The instances of complementary hunting thus far have displayed how individuals of different species can use their contrasting abilities to fulfil cooperative niches for a successful hunting strategy. However, it has been observed in certain Chimpanzees groups, that members organise to play complementary roles, when hunting for challenging prey such as monkeys or other small mammals. Specifically, Christophe Boesch identified several complementary hunting roles in chimps: the ‘climber’ identifies and flushes monkeys from their treetop, the ‘driver’ tires the prey and guides it to the trap, the ‘blocker’ sits on branches to obstruct the prey, the ‘chaser’ aims to catch the prey, and the ‘ambusher’ lays in wait after predicting the escape route of the prey. If the hunt is successful, the meat is shared between all individuals who participated, creating a clear benefit to collaborating.

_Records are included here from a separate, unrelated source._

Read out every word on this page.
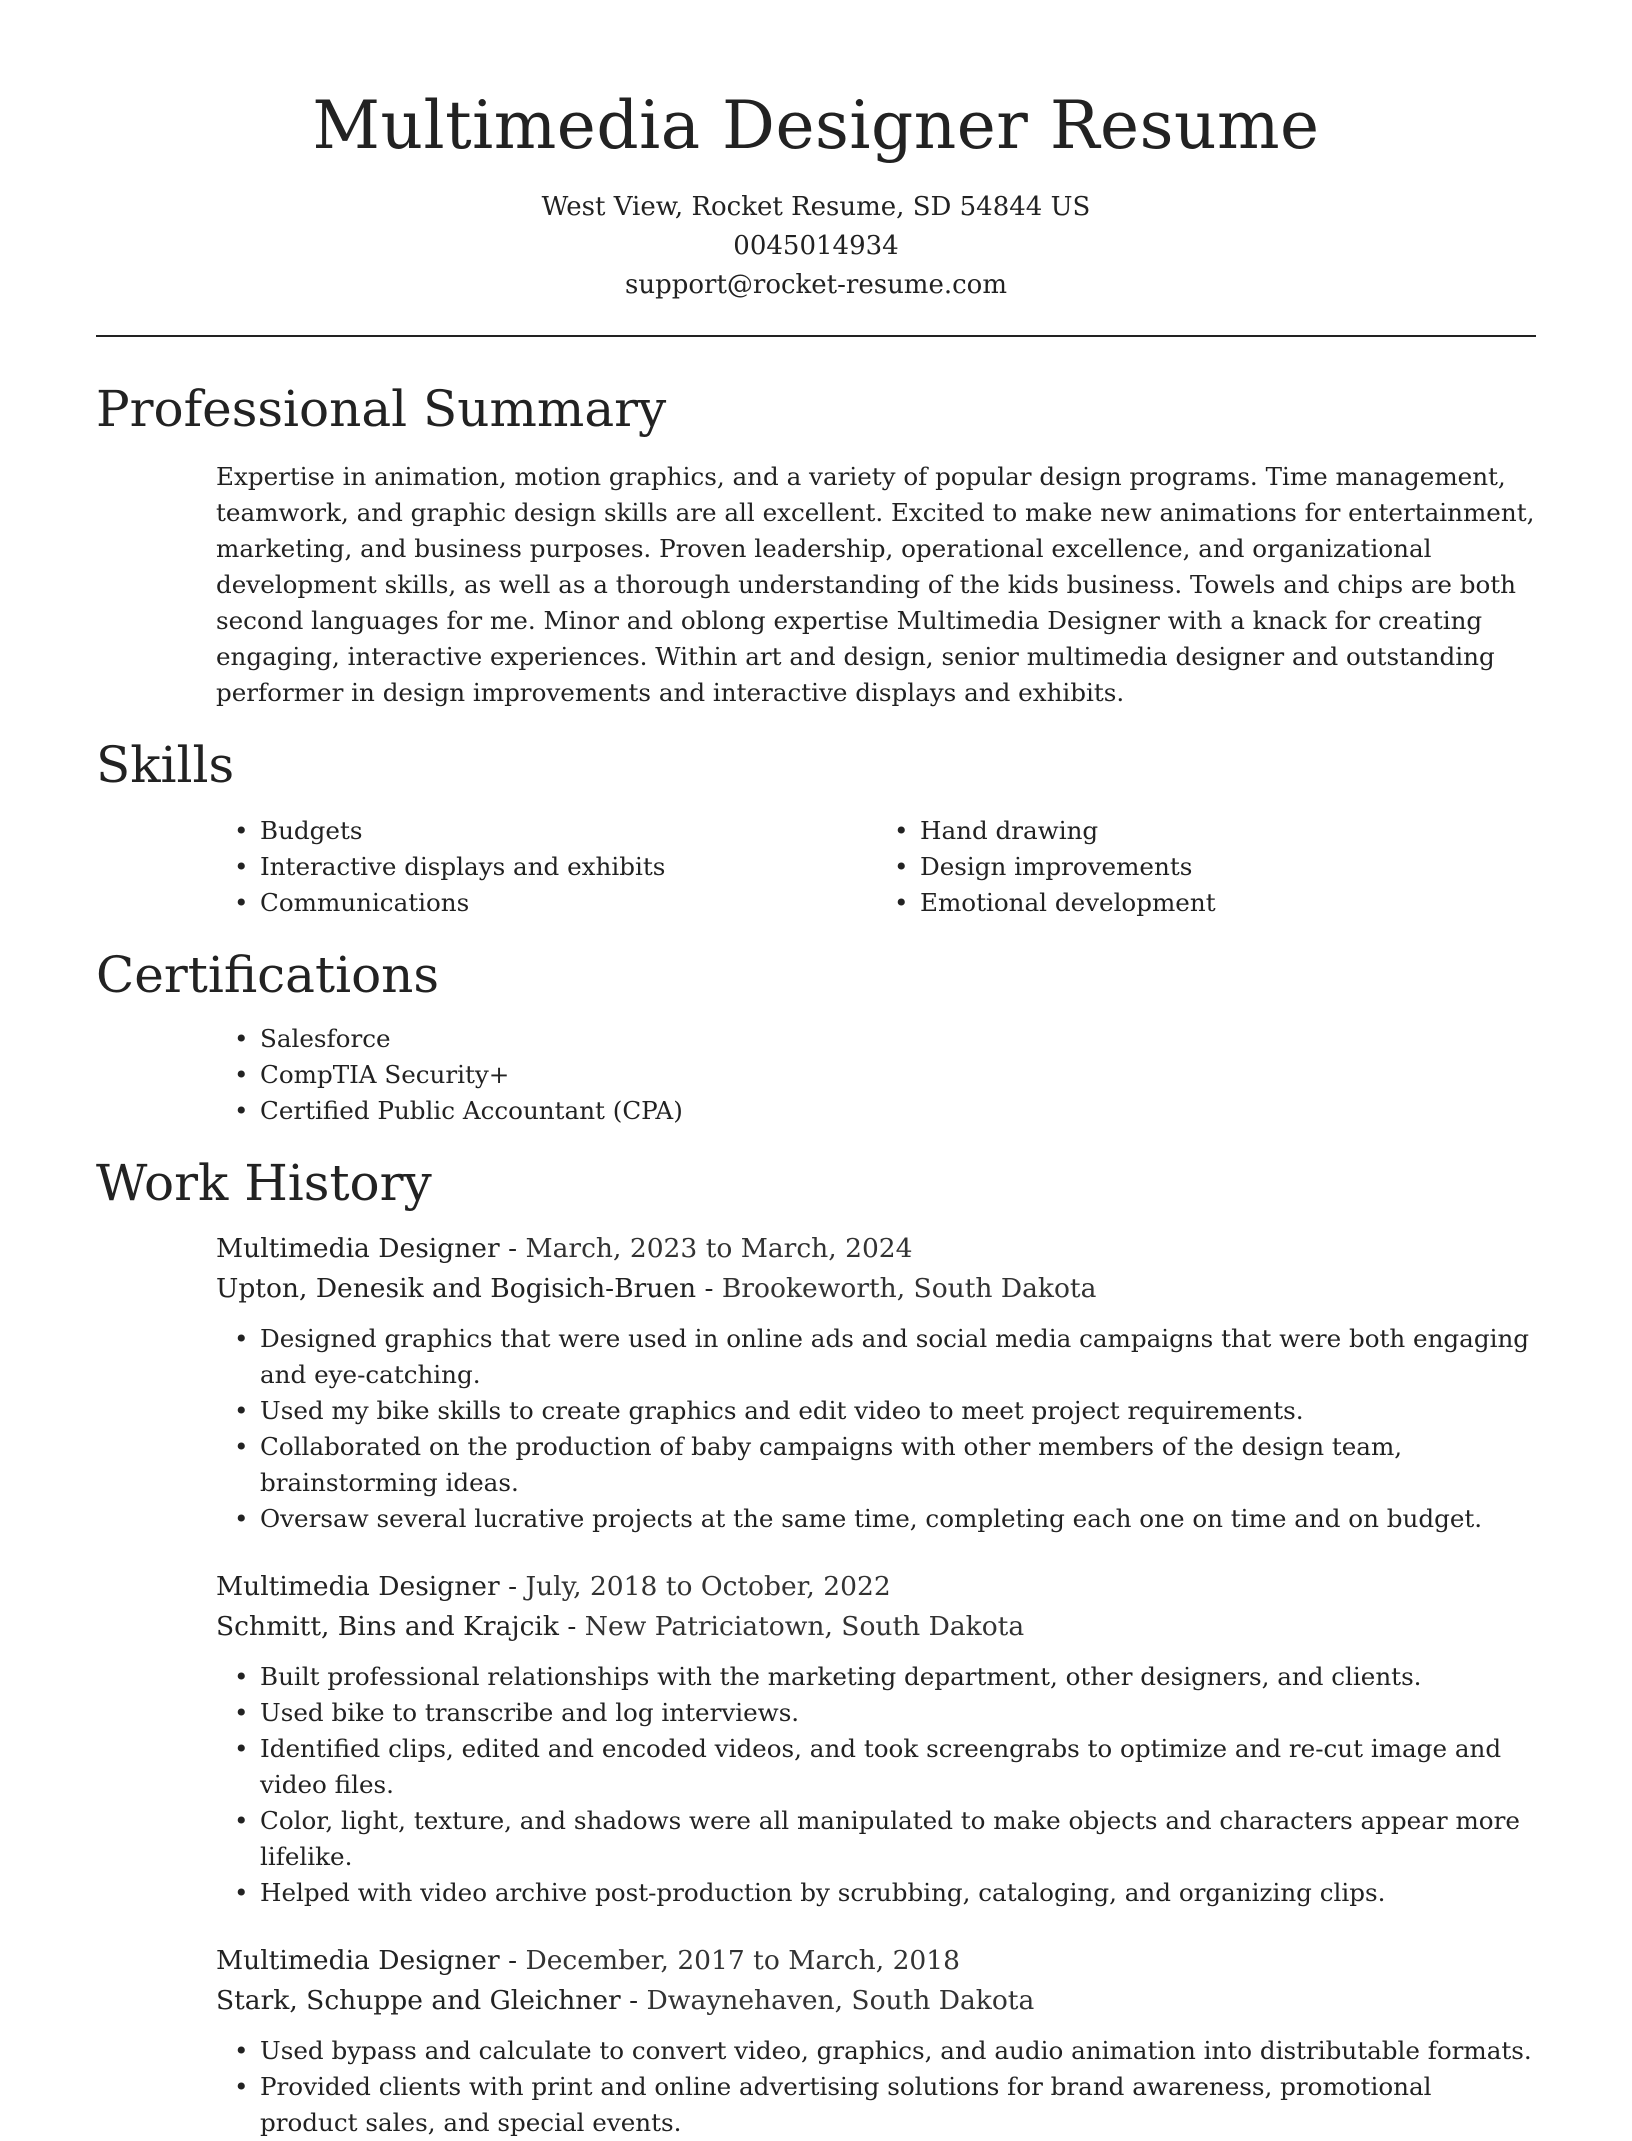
Multimedia Designer Resume
West View, Rocket Resume, SD 54844 US
0045014934
support@rocket-resume.com
Professional Summary

Expertise in animation, motion graphics, and a variety of popular design programs. Time management, teamwork, and graphic design skills are all excellent. Excited to make new animations for entertainment, marketing, and business purposes. Proven leadership, operational excellence, and organizational development skills, as well as a thorough understanding of the kids business. Towels and chips are both second languages for me. Minor and oblong expertise Multimedia Designer with a knack for creating engaging, interactive experiences. Within art and design, senior multimedia designer and outstanding performer in design improvements and interactive displays and exhibits.

Skills
• Budgets
• Interactive displays and exhibits
• Communications
• Hand drawing
• Design improvements
• Emotional development
Certifications
• Salesforce
• CompTIA Security+
• Certified Public Accountant (CPA)
Work History
Multimedia Designer - March, 2023 to March, 2024
Upton, Denesik and Bogisich-Bruen - Brookeworth, South Dakota
• Designed graphics that were used in online ads and social media campaigns that were both engaging and eye-catching.
• Used my bike skills to create graphics and edit video to meet project requirements.
• Collaborated on the production of baby campaigns with other members of the design team, brainstorming ideas.
• Oversaw several lucrative projects at the same time, completing each one on time and on budget.
Multimedia Designer - July, 2018 to October, 2022
Schmitt, Bins and Krajcik - New Patriciatown, South Dakota
• Built professional relationships with the marketing department, other designers, and clients.
• Used bike to transcribe and log interviews.
• Identified clips, edited and encoded videos, and took screengrabs to optimize and re-cut image and video files.
• Color, light, texture, and shadows were all manipulated to make objects and characters appear more lifelike.
• Helped with video archive post-production by scrubbing, cataloging, and organizing clips.
Multimedia Designer - December, 2017 to March, 2018
Stark, Schuppe and Gleichner - Dwaynehaven, South Dakota
• Used bypass and calculate to convert video, graphics, and audio animation into distributable formats.
• Provided clients with print and online advertising solutions for brand awareness, promotional product sales, and special events.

Five distinct hunting roles carried out by individuals of the same species shows how sophisticated these strategies can become, if the mutual benefit and success rate is high enough to drive these abilities to evolutionary fixation.
Clearly complementary cooperation is a successful strategy, as displayed from the examples discussed, but how does it compare to species who utilise non-complementary hunting?
Many predatory animals hunt cooperatively in packs, where the use of numbers is the niche expansion gained; the combined strength, endurance, and size of many individuals working together is the variable which effects hunt success rate. It is seen in many canine species, such as wolves, hyena, and dholes, that group size greatly effects success rate of hunts. There is an optimum pack number for hunting success, which weighs up the prey size and the number of hunters which the meat must be shared between. For instance, North American wolves have a much higher probability to capture a bison when hunting cooperatively with other wolves, the bison caught is more likely to be large and strong, meaning more food for each participant. This pack-hunting strategy is found in a diverse variety of species, such as lions, orca, mongooses, and ants.
Despite the lack of distinct roles, non-complementary cooperation still entails sophisticated communication and cooperation. In lionfish, Lönnstedt identified a series of movement signals, which have evolved to mediate cooperative behaviours: they can indicate initiation, agreement, and turn-taking. Similar signals have been seen in species which use pheromones, such as bees, ants, stinkbugs, and those that communicate vocally, namely Harris’ Hawks and Brown-necked Ravens.
Hunting ability and complexity of strategy does not seem correlated with either complementary nature, interspecificity, or neurological sophistication, but rather ecological need and the success rate and mutual benefit gained from such strategy. Cooperative hunting of both complementary and non-complementary strategies are successful in increasing the success rate of the activity, and in fact, these strategies would not exist and be observable in nature and empirical studies, if they did not provide a significant level of benefit to the participants. In species where cooperative hunting is seen, it will always affect the ‘inherent hunting ability’ of such species, otherwise it would not occur. I believe there isn’t a significant effect on hunting ability determined by whether it is complementary or not, because if there was more to gain from a complementary strategy than a non-complementary one, this would be adopted/developed instead. The cooperative hunting method most successful is the one which brings most benefit to all, and this varies across species.